How Jeff Beck sparked Fender’s first Graffiti Yellow finish – and the Strat Plus design that helped revive its ’90s fortunes

Jeff Beck performs on stage at Karuizawa Prince Hotel Open Air, Nagano, Japan, 1986. He is playing a Fender Stratocaster guitar.

UK auction house Bonhams has recently listed a 1986 Fender Stratocaster in Graffiti Yellow, previously owned and played by Jeff Beck. It is a guitar that had a key role in a number of Fender’s ’90s innovations – most of them sparked by Beck himself. 

The instrument not only features the first Graffiti Yellow Finish, but also formed the template for the Strat Plus and, on top of that, it was one of the Fender Custom Shop’s earliest builds. 

Given Beck is one of the most iconic Strat players of all time, it’s strange to consider that he didn’t start working with Fender until 1986. The guitarist had met the firm’s president Bill Schulz and director of marketing Dan Smith a few months previous and got in touch to request they build him a Strat that he could use on his forthcoming Japan tour. 

Luthier George Blanda had just been hired to found the Fender Custom Shop and was duly tasked with creating something that fit Beck’s specs.

“Jeff’s main request was for a really huge neck and for the guitar to be yellow, the exact yellow of the deuce coupe in the movie American Graffiti,” Blanda recalled in an interview with Xhefri Guitars

Beck was a hotrod devotee and owned his own 1932 Ford in the same yellow finish. Not for the first time, automative design influenced guitar aesthetics and Beck intended it as a tribute.

“There was discussion about what new features Jeff would be most interested in seeing,” says Blanda. “So about five or six yellow guitars were made – everything from a ’62 Strat reissue in yellow to a high-tech Japanese Fender Strat called a 5700 – and everything in-between.

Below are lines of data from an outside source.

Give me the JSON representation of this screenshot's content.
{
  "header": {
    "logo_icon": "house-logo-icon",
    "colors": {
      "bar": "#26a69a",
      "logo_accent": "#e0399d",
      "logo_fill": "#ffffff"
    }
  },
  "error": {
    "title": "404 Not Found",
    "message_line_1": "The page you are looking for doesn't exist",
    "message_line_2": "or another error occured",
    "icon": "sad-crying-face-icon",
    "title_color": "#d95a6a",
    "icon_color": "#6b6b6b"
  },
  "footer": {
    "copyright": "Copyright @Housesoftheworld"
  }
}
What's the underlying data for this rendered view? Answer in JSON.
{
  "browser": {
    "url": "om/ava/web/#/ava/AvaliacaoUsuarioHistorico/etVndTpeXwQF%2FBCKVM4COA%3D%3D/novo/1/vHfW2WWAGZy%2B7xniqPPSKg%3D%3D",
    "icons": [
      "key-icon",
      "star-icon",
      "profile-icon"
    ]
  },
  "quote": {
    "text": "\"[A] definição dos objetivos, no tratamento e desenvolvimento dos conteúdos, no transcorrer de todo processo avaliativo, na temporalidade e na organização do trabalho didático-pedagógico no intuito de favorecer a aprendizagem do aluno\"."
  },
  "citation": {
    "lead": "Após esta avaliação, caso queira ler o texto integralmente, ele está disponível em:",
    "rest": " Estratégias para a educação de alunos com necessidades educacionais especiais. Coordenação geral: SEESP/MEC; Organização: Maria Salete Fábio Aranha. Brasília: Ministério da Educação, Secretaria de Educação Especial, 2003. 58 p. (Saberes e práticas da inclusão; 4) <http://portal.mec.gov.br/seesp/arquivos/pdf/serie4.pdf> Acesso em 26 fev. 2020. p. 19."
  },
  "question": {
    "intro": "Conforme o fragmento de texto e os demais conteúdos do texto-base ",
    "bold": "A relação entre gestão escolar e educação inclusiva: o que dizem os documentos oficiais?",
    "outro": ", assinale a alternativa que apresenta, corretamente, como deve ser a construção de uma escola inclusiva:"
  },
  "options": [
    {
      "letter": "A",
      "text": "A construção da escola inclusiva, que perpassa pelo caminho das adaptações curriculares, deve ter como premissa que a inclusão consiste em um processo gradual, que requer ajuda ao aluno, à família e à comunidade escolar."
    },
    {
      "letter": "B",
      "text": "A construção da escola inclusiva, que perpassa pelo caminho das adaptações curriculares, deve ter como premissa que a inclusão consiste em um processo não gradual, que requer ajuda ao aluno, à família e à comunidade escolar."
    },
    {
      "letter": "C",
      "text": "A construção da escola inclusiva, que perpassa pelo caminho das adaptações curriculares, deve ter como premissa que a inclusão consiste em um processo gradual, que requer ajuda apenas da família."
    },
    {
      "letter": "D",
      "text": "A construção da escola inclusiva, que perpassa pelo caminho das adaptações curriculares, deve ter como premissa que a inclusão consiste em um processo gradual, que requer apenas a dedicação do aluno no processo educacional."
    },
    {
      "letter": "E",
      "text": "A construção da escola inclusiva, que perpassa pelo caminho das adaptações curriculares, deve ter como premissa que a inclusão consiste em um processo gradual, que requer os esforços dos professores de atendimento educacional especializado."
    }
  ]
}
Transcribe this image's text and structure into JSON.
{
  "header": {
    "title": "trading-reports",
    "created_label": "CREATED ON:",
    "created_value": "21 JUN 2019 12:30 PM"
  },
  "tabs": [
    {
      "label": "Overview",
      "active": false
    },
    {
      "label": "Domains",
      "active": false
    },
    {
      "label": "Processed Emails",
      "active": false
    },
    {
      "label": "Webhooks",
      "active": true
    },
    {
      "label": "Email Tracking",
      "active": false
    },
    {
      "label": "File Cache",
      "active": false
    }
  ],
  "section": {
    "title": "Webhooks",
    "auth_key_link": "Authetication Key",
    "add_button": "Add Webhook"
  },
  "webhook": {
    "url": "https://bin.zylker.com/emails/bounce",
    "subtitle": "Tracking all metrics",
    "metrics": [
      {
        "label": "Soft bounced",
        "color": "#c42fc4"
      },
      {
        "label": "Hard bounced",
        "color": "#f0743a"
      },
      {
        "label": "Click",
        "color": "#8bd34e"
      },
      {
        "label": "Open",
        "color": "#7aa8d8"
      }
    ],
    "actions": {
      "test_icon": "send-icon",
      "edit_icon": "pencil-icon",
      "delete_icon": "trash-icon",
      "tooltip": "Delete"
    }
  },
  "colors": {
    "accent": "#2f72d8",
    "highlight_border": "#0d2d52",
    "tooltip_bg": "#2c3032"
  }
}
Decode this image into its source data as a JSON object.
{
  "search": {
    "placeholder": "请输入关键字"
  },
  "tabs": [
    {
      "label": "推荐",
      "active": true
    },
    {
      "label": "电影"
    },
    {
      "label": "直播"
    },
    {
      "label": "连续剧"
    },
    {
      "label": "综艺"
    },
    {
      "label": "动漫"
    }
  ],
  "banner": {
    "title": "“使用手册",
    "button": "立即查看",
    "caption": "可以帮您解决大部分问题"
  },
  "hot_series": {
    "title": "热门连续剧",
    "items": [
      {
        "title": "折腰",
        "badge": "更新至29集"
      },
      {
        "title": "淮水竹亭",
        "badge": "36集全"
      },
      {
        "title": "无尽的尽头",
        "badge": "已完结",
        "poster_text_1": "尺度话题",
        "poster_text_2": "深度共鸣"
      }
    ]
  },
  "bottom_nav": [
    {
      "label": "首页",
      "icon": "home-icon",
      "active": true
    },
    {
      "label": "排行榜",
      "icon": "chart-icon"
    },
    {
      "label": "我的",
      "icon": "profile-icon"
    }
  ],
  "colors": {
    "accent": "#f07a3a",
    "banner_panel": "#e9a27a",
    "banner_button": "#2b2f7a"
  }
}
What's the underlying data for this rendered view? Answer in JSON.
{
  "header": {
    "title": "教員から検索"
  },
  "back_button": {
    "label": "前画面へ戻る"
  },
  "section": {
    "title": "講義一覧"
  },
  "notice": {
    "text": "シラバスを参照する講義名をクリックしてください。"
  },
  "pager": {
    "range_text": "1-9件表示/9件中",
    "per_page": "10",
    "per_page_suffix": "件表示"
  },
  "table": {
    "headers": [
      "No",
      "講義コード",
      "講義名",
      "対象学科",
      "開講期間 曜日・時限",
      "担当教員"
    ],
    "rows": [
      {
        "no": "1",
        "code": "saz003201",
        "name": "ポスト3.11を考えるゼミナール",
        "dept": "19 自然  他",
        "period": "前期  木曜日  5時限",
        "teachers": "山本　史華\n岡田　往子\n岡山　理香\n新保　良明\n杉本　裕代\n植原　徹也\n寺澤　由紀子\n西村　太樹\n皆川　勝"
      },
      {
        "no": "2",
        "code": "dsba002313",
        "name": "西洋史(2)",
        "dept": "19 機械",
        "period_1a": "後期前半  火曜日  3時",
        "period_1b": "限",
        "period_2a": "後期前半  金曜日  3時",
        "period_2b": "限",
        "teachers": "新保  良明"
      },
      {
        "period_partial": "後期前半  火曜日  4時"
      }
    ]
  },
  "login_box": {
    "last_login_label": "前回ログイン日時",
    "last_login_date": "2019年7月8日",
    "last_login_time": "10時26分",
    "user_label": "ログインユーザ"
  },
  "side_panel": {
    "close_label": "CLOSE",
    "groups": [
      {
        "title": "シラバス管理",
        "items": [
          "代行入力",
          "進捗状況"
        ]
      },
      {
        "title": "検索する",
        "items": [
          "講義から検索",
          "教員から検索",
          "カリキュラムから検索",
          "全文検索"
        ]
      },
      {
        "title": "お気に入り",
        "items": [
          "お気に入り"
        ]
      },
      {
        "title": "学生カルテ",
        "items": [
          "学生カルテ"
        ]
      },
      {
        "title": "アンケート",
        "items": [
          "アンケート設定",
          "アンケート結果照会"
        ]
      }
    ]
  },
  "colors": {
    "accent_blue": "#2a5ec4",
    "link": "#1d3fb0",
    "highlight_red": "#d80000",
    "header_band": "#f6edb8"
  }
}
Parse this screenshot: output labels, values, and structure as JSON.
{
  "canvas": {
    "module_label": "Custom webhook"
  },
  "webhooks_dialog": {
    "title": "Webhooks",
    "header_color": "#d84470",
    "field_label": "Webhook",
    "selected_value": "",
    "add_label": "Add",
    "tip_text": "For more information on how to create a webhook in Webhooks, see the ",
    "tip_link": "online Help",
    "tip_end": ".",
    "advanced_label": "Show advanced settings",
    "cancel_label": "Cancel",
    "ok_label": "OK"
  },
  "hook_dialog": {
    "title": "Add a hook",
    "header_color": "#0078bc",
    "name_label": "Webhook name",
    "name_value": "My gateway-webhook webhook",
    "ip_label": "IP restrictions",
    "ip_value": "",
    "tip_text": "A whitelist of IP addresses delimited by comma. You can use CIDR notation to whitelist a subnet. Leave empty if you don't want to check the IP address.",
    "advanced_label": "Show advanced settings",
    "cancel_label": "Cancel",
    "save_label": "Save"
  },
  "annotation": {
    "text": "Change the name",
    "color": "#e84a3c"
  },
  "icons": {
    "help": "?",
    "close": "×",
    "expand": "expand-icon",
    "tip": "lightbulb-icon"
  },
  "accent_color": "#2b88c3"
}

Jeff ended up taking the ’62 reissue with an oversize raw wood neck.”

As with the rest of the firm’s 1980s Corona-built ‘62 Reissues, it initially featured an American Standard tremolo, a vintage-like 11-screw white scratchplate and ’60s-style Alnico V pickups. 

No doubts as to who owned this Strat...   (Image credit: Bonhams)

Blanda says they had to talk Beck into even letting them seal the monster neck on the Strat, but the guitarist relented and then quickly took it out on tour with Jan Hammer in Japan in 1986. In doing so, he debuted the first Graffiti Yellow finish – so named for the film that inspired its creation. 

It was a finish that has reappeared throughout the years ever since – on everything from its American Standard builds, to Custom Shop models and even the Tom DeLonge Stratocaster.

Sperzel locking tuners were added in the late-’80s (Image credit: Bonhams)

Later, after much back and forth, the Graffiti Yellow Strat became retooled, intended as the basis for a potential Jeff Beck signature model: gaining a new neck, Sperzel locking tuners, and a Wilkinson roller nut, alongside a ’50s-style eight-screw scratchplate. 

Beck ultimately decided against using it as a signature model and returned it, but as Blanda says, Fender took the template – equipped it with the newly designed Lace Sensor pickups – and used it as the Strat Plus design. 

“Around this same time, several factors came together that dictated that the Strat Plus be finalized,” says Blanda. “My memory is that during a meeting Bruce Bolen held up the [rejected Beck signature] guitar and said, ‘Here is our Strat Plus right here, it has everything it needs.’ Everyone sort of went, ‘Oh yeah, it is what it needs to be!’”

(Image credit: Bonhams)

In Beck’s typically contrary style, he decided he would then use the Strat Plus models (though they didn’t bear his name) and eventually returned to Fender to develop a signature model in the early ’90s. Amusingly, given he spec’d the color in the first place, Beck also decided not to offer a Graffiti Yellow finish on his resulting signature.

The ‘original’ Graffiti Yelllow Strat, meanwhile, was returned to Beck and received multiple tweaks, becoming a Strat Plus of sorts in 1990, complete with the patent-pending Lace Sensor pickups that remain in it today. 

Beck kept hold of it until 1994 when – in true rock ‘n’ roll style – he gifted it to the current owner, British pilot Suzy O'Hara, in exchange for flying lessons! (Indeed, the guitar hero had a habit of gifting guitars, most significantly the Telecaster Beck gave Jimmy Page.)

It’s certainly a Strat with a story to tell – one that simultaneously encapsulates both Fender’s drive to claw back its crown after its ill-fated CBS era and Beck’s desire to keep pushing the envelope.

Now the instrument has come to market via auction. The price for all that history? Well, Bonhams is predicting a sale in the region $75,000 to $100,000.